Callaghan is referring to the rise of the independent workforce, less a disruptive business idea and more a tectonic shift in thinking that the 34-year-old says had already started to surface as far back as 2009.
“At that point, I was running the entrepreneurial side of a business school, which included selling consultancy projects to businesses,” he says.
“A lot of firms were more than happy to outsource to our professionals, to the point where we ran out of candidates to put forward for those projects.
“There was already an idea forming there – a willing, capable workforce and businesses that needed them for specific projects and skills; it was clear enough that the future would see that model extending into the world of on-demand specialists and consultants.”
Callaghan had already accrued significant experience within the advertising and creative media industries, working for Publicis on accounts with Proctor & Gamble and the British government.
“It was great fun and a learning experience – not least because as a 22-year-old guy my brands were Pampers, Charmin and Tampax – but ultimately I decided that the media agency world was a bit too vertical for me.
“There wasn’t enough opportunity to really expand or contribute to the broader business world, so in 2007 I went back to school.”
More specifically IESE, the Barcelona business school ranked by the FT as one of the top business schools in the world and, crucially, one heavily-focussed on entrepreneurship.
“It’s where the ideas firmed up – the need for access to accredited specialists and those specialists’ equal need for projects to work on were clear.
“Flexibility was vital to overcoming budget constraints – a vital consideration after the financial crisis – we just needed to create a potential talent pool hungry for work.
“The rise of the online marketplace was the final piece of the puzzle to push the idea forward and unlock the perfect network for distribution.”
A Warm Reception
Keen to test the water, Callaghan swiftly went about building a roster of 2000 or so consultants with top-flight qualifications and verifiable experience, then cold-called companies to find out what they needed.
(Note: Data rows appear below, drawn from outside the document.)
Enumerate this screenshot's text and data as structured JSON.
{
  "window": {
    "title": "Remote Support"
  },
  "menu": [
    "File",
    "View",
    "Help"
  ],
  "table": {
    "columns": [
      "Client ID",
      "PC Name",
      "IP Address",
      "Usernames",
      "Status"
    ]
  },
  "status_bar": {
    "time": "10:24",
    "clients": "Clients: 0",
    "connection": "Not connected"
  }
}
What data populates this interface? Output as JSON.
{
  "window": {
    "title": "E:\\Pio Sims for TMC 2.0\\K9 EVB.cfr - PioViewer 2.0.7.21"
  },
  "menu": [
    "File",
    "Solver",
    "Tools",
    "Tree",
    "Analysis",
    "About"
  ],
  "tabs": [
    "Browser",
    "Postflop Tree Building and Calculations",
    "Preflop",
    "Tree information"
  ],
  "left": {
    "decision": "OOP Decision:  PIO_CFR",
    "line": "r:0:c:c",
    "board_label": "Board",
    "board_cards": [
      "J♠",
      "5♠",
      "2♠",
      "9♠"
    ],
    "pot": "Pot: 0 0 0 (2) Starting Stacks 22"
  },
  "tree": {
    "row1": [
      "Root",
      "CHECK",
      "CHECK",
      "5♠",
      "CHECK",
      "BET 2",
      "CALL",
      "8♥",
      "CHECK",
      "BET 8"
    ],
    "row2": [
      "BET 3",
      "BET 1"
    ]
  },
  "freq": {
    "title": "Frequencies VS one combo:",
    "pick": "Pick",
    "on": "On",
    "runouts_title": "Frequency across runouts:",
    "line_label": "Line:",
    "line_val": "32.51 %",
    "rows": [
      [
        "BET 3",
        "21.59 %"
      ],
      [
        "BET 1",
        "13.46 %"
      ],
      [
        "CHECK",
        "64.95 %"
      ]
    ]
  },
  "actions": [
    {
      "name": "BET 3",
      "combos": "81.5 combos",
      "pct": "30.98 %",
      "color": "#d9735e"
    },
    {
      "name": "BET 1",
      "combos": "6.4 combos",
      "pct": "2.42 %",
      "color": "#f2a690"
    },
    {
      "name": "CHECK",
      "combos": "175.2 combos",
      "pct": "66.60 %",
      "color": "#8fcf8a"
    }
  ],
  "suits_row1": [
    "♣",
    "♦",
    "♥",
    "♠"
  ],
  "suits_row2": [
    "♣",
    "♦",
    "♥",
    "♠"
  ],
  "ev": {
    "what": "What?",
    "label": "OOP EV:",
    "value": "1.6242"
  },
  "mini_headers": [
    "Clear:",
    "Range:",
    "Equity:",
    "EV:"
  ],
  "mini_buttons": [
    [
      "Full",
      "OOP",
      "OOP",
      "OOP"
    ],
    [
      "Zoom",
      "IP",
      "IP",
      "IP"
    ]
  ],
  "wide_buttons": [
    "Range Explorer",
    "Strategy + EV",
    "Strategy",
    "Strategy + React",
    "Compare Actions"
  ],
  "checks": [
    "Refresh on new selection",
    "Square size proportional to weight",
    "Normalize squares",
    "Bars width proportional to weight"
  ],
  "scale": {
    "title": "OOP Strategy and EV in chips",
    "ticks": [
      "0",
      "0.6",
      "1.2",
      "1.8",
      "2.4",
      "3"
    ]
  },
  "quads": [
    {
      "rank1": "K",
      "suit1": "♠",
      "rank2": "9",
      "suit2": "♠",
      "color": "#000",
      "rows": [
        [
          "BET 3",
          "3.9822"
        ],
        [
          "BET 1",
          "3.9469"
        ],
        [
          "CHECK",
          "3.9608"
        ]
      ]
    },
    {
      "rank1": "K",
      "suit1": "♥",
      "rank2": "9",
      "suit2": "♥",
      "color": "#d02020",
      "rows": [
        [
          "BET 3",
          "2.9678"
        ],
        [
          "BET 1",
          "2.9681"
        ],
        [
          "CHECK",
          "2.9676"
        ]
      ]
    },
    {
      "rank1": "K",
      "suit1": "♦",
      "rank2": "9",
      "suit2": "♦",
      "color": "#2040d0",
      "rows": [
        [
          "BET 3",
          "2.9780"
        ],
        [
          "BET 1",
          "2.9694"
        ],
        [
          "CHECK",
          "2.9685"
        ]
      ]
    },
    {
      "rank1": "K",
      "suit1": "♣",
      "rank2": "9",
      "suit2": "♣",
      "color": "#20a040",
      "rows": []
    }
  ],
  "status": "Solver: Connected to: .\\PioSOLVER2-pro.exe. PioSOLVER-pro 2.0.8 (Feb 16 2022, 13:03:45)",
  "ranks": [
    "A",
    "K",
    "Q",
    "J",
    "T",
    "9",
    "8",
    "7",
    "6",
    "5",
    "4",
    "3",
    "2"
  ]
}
“It was small businesses that understandably got on board quickly: a charity that needed a business plan; a media company that needed market research in Germany and France,” he says, noting that the latter, Unruly Media, was recently sold to News Corp for £114m
“Everyone needed something but didn’t have the resource or the contacts to find it, and that’s remained true as we’ve rapidly grown – we took on our first FTSE 100 company within three months.
“It was when Talmix closed its first round of investment at £300,000 in early 2011 that we took the next steps and began to expand: part of that investment involved a co-founder joining the business, and together we took office space in Archway and hired two more employees.”
Proof of concept
The sense of urgency underpinning Talmix’s creation was to become the foundation of the business – one core tenant of its mission statement is ‘always forward’.
Accordingly, five years on, 35 staff are helping businesses in 142 countries find the skills and specialists they lack from a talent pool of over 26,000 consultants. Callaghan notes that while the scale of operation has undeniably grown – Talmix can list Linklaters, Ogilvy and TPG as clients – the core premise remains the same:
“Quality. Quality is paramount with everything that we do, in our own delivery but also the quality of both consultant and client – it’s important that we treat both with equal respect,” he says.
“We still use the schools and firms that each consultant attended as a solid benchmark, and simply present those as possible solution for a client’s need.
“There’s no sense of imposing a particular choice on our part, but they’re assured that every one of those choices represents a talented, capable and proven specialist.”
It’s a service that Callaghan believes is needed more than ever by businesses of all sizes, regardless of how traditional they might be, less a revolutionary concept and more a progressive fix that the business world has been waiting for.
“We’re not saying that we’re trying to usher in the death of full-time employment,” he says.
“It simply isn’t the case, but that’s not to say that there can’t be a far greater flexibility in the hire of certain skills, and that a smart business can’t leverage that to avoid unnecessary costs or costly mistakes.
“As I say, we’re aware that what we’re proposing is bold, but ultimately it benefits everyone.”